Perché l’Italia non lo vuole?
Perché, secondo le istituzioni italiane:
- penalizza il made in Italy (es. parmigiano, prosciutto, olio extravergine → spesso C o D)
- è “troppo semplificato” e non considera la porzione reale
- rischia di indurre in errore
La nostra controproposta si chiama Nutrinform Battery: una batteria che mostra quanto del tuo “fabbisogno giornaliero” stai consumando.
Ma nessuno la capisce al volo, e nessuno la usa davvero.
E quindi? A noi, che ce ne frega?
Ce ne frega se ci importa sapere cosa mettiamo nel bicchiere o nel piattino.
Perché:
- se un bitter da discount ha zucchero, aromi e conservanti → il Nutri‑Score lo direbbe (e lo penalizzerebbe)
- se una tonica ha più zucchero di una cola → lo vedresti subito
- se uno snack ti frega con la scritta “naturale” → il Nutri‑Score lo contraddice
In assenza di questo semaforo, tocca a te guardare le etichette. Ma non sempre ci riusciamo.
Ecco 5 cose che avresti scoperto se ci fosse stato il Nutri‑Score
- Il tuo “Spritz zero zuccheri” in lattina ha in realtà un dolcificante con indice glicemico.
- I “pistacchi tostati al peperoncino” del bar sono E, ma non lo sai.
- Una “ginger beer biologica” da scaffale ha 12 g di zucchero per 100 ml. Sì, come un succo ACE.

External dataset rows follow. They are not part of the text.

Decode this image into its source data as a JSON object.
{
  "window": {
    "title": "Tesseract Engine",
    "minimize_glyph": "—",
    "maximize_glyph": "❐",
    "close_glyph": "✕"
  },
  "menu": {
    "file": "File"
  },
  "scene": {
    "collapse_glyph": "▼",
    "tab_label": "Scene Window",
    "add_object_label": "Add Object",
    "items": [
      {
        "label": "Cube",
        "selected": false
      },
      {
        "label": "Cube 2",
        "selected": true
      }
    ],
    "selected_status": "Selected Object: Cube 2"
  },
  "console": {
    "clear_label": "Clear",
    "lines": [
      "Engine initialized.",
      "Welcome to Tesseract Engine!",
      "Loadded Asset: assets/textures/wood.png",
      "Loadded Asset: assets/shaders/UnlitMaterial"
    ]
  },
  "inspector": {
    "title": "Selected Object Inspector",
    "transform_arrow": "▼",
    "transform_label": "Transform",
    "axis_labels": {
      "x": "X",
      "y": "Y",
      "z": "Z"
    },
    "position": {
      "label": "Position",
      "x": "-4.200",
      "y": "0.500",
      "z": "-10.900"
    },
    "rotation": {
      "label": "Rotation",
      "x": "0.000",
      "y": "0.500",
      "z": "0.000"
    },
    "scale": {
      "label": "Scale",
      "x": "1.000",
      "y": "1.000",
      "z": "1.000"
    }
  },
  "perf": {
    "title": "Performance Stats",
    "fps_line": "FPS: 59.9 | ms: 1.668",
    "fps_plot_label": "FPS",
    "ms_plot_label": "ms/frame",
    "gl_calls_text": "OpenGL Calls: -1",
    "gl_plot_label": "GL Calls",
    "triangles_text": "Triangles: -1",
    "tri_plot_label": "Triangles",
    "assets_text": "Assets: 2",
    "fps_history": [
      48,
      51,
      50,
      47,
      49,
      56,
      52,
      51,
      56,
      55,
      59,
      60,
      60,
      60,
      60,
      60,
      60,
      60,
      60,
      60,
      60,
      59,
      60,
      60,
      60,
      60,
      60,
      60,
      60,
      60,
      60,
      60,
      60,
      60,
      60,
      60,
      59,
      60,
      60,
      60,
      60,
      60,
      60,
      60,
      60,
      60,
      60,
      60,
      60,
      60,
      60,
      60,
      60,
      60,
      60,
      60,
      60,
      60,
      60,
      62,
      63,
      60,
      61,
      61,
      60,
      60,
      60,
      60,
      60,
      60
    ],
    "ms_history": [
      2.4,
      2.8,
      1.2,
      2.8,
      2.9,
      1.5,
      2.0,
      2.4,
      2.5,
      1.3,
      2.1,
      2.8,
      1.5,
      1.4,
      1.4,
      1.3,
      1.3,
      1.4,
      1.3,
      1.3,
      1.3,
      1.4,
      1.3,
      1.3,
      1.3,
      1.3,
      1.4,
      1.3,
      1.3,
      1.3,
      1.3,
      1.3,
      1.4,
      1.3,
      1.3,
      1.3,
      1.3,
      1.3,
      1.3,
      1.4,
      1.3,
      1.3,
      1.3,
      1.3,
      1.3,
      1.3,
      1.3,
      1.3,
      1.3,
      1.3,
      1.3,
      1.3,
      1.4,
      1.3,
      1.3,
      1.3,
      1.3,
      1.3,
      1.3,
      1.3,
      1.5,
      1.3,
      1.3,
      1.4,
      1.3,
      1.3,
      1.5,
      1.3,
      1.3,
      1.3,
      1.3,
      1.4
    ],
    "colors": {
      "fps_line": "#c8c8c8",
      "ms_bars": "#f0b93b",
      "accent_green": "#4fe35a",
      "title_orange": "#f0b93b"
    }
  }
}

- Il bitter artigianale bello da vedere? Ha 25% di zuccheri, ma lo scopri solo leggendo le micro-scritte.
- Una tonica piccola (18 cl) può contenere 4,5 zolle di zucchero. Senza dirtelo.
Quindi… è perfetto? No. Ma utile? Sì.
Il Nutri‑Score non è una pagella etica.
Non ti dice che un prodotto è buono o cattivo.
Ti dice se, ogni giorno, contribuisce a una dieta sbilanciata.
Se vedi E: sai che non puoi berlo/consumarlo spesso.
Se vedi B: puoi stare più tranquillo.
È uno strumento, non un giudizio. Ma almeno è leggibile.
Il vero punto
L’Italia non lo vuole. Ma il tuo corpo non lo sa.
L’etichetta che potrebbe aiutarti a scegliere meglio, non la vedi.
Ma la puoi conoscere. Puoi imparare a leggerla quando la trovi.
Puoi iniziare a chiederti cosa c’è nel drink che bevi — non solo per il gusto, ma per come ti fa stare.
Perché il gusto è una scelta. Ma anche la salute lo è.
E saper leggere un’etichetta è già una forma di libertà.